Fasudil, HA-1077, is an inhibitor of Rho-kinase, which mediates vascular smooth muscle, endothelial, and inflammatory cell function [139]. Preclinical studies demonstrated the substantial role of fasudil in inhibiting leukocyte-endothelial cell interactions via impaired neutrophil adhesion and chemotaxis [140]. In addition, it is reported that fasudil inhibits lipopolysaccharide (LPS)-triggered apoptosis of endothelial cells in pulmonary microvasculature by blocking c-Jun N-terminal Kinase (JNK) and mitogen-activated protein kinase (MAPK) pathway [141]. Rho-kinase inhibitors also diminish neutrophil-induced increase in endothelium permeability [142].

Even though the major therapeutic use of fasudil is pulmonary arterial hypertension treatment, a few studies report beneficial effects of this drug on vasospastic, microvascular, and stable effort angina. Fasudil therapy administered intracoronary (300 μg/min for 15 min) decreases pacing-induced angina symptoms, the magnitude of ST depression, and the lactate production [143]. Another study revealed that fasudil ameliorates ACh-induced myocardial infarction (p < 0.01) and lactate production (p = 0.0125) in patients with angina and normal coronary angiogram [144].

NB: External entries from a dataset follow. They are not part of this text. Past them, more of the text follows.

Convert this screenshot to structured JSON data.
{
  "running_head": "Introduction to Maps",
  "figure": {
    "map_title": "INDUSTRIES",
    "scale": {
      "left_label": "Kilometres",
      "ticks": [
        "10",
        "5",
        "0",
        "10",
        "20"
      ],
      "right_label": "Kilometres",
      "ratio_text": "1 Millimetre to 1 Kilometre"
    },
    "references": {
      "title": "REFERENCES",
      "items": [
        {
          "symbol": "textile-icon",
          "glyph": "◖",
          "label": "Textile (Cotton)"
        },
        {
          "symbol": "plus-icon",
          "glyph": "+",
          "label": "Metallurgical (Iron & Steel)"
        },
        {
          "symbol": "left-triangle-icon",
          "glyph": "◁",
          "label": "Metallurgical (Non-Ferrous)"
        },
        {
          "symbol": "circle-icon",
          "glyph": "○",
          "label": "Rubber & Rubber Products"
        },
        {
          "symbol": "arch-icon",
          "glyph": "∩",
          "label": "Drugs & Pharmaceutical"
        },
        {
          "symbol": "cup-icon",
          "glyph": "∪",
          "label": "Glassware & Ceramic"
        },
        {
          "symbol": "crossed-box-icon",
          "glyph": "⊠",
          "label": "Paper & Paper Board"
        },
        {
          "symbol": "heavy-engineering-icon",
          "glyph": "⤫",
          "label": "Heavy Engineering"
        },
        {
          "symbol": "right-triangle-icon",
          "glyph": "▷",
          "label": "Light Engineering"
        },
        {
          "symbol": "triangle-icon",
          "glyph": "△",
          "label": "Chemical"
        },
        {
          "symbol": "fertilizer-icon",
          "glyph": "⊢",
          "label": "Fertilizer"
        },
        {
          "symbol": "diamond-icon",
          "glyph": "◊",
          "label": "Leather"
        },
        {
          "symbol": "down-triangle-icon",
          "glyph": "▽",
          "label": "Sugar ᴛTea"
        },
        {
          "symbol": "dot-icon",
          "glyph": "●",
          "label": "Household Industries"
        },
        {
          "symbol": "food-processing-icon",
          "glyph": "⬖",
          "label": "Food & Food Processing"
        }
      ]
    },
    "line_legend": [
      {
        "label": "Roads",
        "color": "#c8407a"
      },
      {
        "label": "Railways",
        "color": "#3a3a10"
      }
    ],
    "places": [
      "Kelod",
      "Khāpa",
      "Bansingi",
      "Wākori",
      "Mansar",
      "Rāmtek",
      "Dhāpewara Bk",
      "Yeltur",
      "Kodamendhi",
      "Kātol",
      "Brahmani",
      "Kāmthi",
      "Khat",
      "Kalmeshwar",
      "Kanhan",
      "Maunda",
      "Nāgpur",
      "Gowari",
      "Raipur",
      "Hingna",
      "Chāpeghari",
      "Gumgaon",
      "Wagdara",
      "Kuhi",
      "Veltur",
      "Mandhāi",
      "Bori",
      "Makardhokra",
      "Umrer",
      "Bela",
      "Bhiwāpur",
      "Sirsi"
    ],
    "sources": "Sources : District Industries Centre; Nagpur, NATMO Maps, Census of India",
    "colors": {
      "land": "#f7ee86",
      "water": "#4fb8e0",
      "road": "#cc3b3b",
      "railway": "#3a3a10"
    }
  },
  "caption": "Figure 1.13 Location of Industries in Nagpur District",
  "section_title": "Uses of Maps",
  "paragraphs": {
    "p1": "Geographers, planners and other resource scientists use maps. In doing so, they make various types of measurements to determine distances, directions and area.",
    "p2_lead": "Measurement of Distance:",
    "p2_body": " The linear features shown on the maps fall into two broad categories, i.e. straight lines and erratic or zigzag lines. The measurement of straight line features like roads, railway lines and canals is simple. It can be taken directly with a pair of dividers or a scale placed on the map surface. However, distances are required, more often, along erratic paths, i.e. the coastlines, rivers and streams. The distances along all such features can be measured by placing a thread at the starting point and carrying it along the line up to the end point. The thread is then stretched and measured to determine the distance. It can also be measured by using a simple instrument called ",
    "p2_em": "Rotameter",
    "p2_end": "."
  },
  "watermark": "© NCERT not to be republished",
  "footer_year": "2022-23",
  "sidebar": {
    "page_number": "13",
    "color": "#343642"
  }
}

Taken together, even though there are reports of targeting Rho-kinase for the treatment of microvascular angina, further supporting evidence is mandatory.

7. Miscellaneous Medications

7.1. Trimetazidine

In low oxygen supply conditions, shifting from glucose oxidation to free fatty acid (FFA) beta-oxidation leads to greater oxygen consumption, intracellular acidosis, and ROS formation [145, 146]. Trimetazidine by inhibiting the long-chain of 3-ketoacyl coenzyme A thiolase (LC 3-KAT) and inducing pyruvate dehydrogenase activity suppresses FFA beta-oxidation and restores homeostasis between glucose oxidation and glycolysis [146, 147].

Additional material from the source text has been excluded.